Friday lunchtime lectures are for everyone and are free to attend. You bring your lunch, we provide tea and coffee, an interesting talk, and enough time to get back to your desk.
Data standards almost always have two fundamental components: syntax and semantics.
The syntax is established by a schema, which specifies how the data should be structured. Should it be saved as XML, JSON, CSV? Should dates be written YYYY-MM-DD? What order should the columns be in? These types of questions are essential and catered for in most well-established data standards.
Semantics are more abstract. Questions arise, like: what does this data tell me about the world? What does this number mean? What is the purpose of that transaction? Answering these is more variable and often less formal than the syntax. The most common and trusted technique is to create a codelist – a dictionary of terms which establishes the semantics for a given data point. They can be simple sets of terms – detailing transaction types which can be published in a standard – all the way to rich hierarchical taxonomies. They all associate a code with a meaning, to allow people to communicate with them.
This talk explores the changing role of codelists in a time when textual data analysis is advancing rapidly. The root question is this: is it still best to start giving meaning to your data by looking for a codelist and a code, or can we use description text itself, trusting modern data analysis to do the heavy lifting?
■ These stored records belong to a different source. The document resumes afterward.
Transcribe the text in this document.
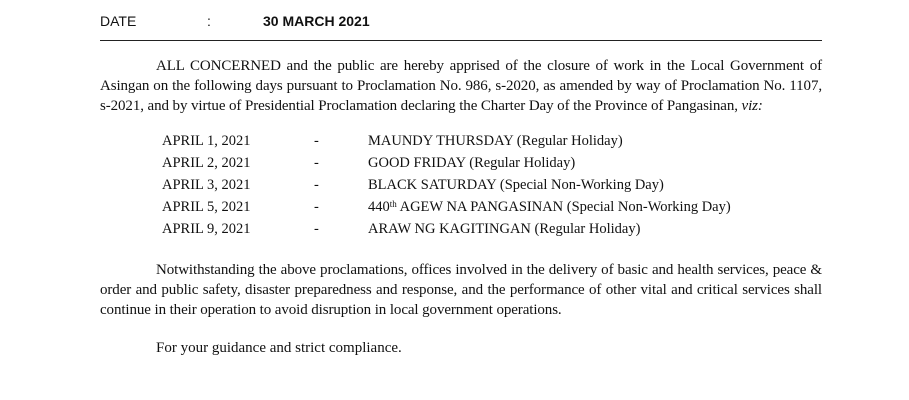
DATE	:	30 MARCH 2021

ALL CONCERNED and the public are hereby apprised of the closure of work in the Local Government of Asingan on the following days pursuant to Proclamation No. 986, s-2020, as amended by way of Proclamation No. 1107, s-2021, and by virtue of Presidential Proclamation declaring the Charter Day of the Province of Pangasinan, viz:

APRIL 1, 2021	-	MAUNDY THURSDAY (Regular Holiday)
APRIL 2, 2021	-	GOOD FRIDAY (Regular Holiday)
APRIL 3, 2021	-	BLACK SATURDAY (Special Non-Working Day)
APRIL 5, 2021	-	440th AGEW NA PANGASINAN (Special Non-Working Day)
APRIL 9, 2021	-	ARAW NG KAGITINGAN (Regular Holiday)

Notwithstanding the above proclamations, offices involved in the delivery of basic and health services, peace & order and public safety, disaster preparedness and response, and the performance of other vital and critical services shall continue in their operation to avoid disruption in local government operations.

For your guidance and strict compliance.
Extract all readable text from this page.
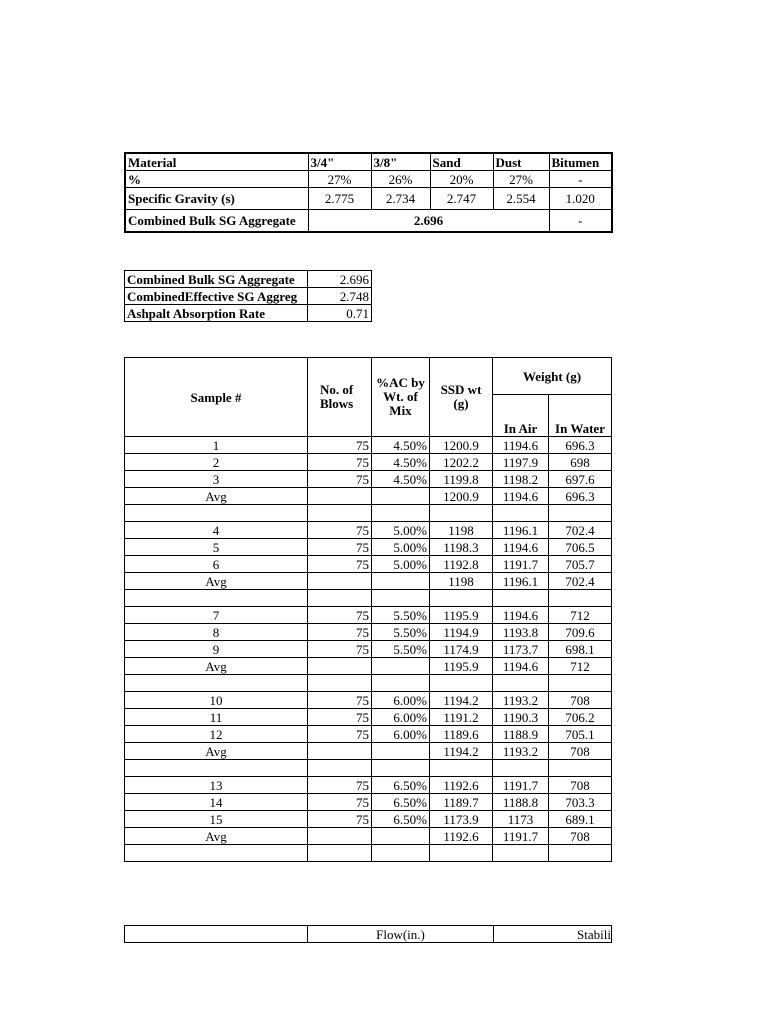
Material	3/4"	3/8"	Sand	Dust	Bitumen
%	27%	26%	20%	27%	-
Specific Gravity (s)	2.775	2.734	2.747	2.554	1.020
Combined Bulk SG Aggregate	2.696				-
Combined Bulk SG Aggregate	2.696
CombinedEffective SG Aggreg	2.748
Ashpalt Absorption Rate	0.71
Sample #	No. of Blows	%AC by Wt. of Mix	SSD wt (g)	Weight (g)	
				In Air	In Water
1	75	4.50%	1200.9	1194.6	696.3
2	75	4.50%	1202.2	1197.9	698
3	75	4.50%	1199.8	1198.2	697.6
Avg			1200.9	1194.6	696.3

4	75	5.00%	1198	1196.1	702.4
5	75	5.00%	1198.3	1194.6	706.5
6	75	5.00%	1192.8	1191.7	705.7
Avg			1198	1196.1	702.4

7	75	5.50%	1195.9	1194.6	712
8	75	5.50%	1194.9	1193.8	709.6
9	75	5.50%	1174.9	1173.7	698.1
Avg			1195.9	1194.6	712

10	75	6.00%	1194.2	1193.2	708
11	75	6.00%	1191.2	1190.3	706.2
12	75	6.00%	1189.6	1188.9	705.1
Avg			1194.2	1193.2	708

13	75	6.50%	1192.6	1191.7	708
14	75	6.50%	1189.7	1188.8	703.3
15	75	6.50%	1173.9	1173	689.1
Avg			1192.6	1191.7	708

	Flow(in.)	Stabili
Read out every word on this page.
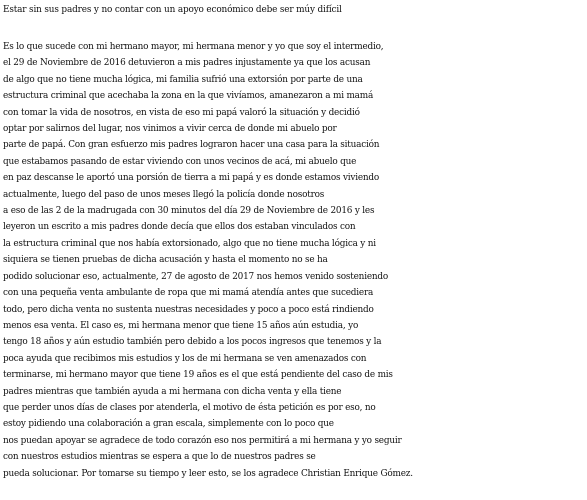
Estar sin sus padres y no contar con un apoyo económico debe ser múy difícil

Es lo que sucede con mi hermano mayor, mi hermana menor y yo que soy el intermedio,
el 29 de Noviembre de 2016 detuvieron a mis padres injustamente ya que los acusan
de algo que no tiene mucha lógica, mi familia sufrió una extorsión por parte de una
estructura criminal que acechaba la zona en la que vivíamos, amanezaron a mi mamá
con tomar la vida de nosotros, en vista de eso mi papá valoró la situación y decidió
optar por salirnos del lugar, nos vinimos a vivir cerca de donde mi abuelo por
parte de papá. Con gran esfuerzo mis padres lograron hacer una casa para la situación
que estabamos pasando de estar viviendo con unos vecinos de acá, mi abuelo que
en paz descanse le aportó una porsión de tierra a mi papá y es donde estamos viviendo
actualmente, luego del paso de unos meses llegó la policía donde nosotros
a eso de las 2 de la madrugada con 30 minutos del día 29 de Noviembre de 2016 y les
leyeron un escrito a mis padres donde decía que ellos dos estaban vinculados con
la estructura criminal que nos había extorsionado, algo que no tiene mucha lógica y ni
siquiera se tienen pruebas de dicha acusación y hasta el momento no se ha
podido solucionar eso, actualmente, 27 de agosto de 2017 nos hemos venido sosteniendo
con una pequeña venta ambulante de ropa que mi mamá atendía antes que sucediera
todo, pero dicha venta no sustenta nuestras necesidades y poco a poco está rindiendo
menos esa venta. El caso es, mi hermana menor que tiene 15 años aún estudia, yo
tengo 18 años y aún estudio también pero debido a los pocos ingresos que tenemos y la
poca ayuda que recibimos mis estudios y los de mi hermana se ven amenazados con
terminarse, mi hermano mayor que tiene 19 años es el que está pendiente del caso de mis
padres mientras que también ayuda a mi hermana con dicha venta y ella tiene
que perder unos días de clases por atenderla, el motivo de ésta petición es por eso, no
estoy pidiendo una colaboración a gran escala, simplemente con lo poco que
nos puedan apoyar se agradece de todo corazón eso nos permitirá a mi hermana y yo seguir
con nuestros estudios mientras se espera a que lo de nuestros padres se
pueda solucionar. Por tomarse su tiempo y leer esto, se los agradece Christian Enrique Gómez.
First, we’ll consider and contextualise the use of codelists within standards like Open Contracting, IATI, and 360Giving. Then we’ll look at how meaning can be established in text where no standard exists – online reviews for restaurants, for example – by applying machine learning (live demo alert!). Finally, we’ll apply the same approach to description text found in established open data standards and compare our results.
About the speaker
Rory Scott is a member of the Open Data Services Cooperative, working with national governments, multilateral organisations, and civil society to better share, understand, and use open data about international development and humanitarian financing. He does this primarily by talking to people about their data, writing Python and R code, and wrangling spreadsheets.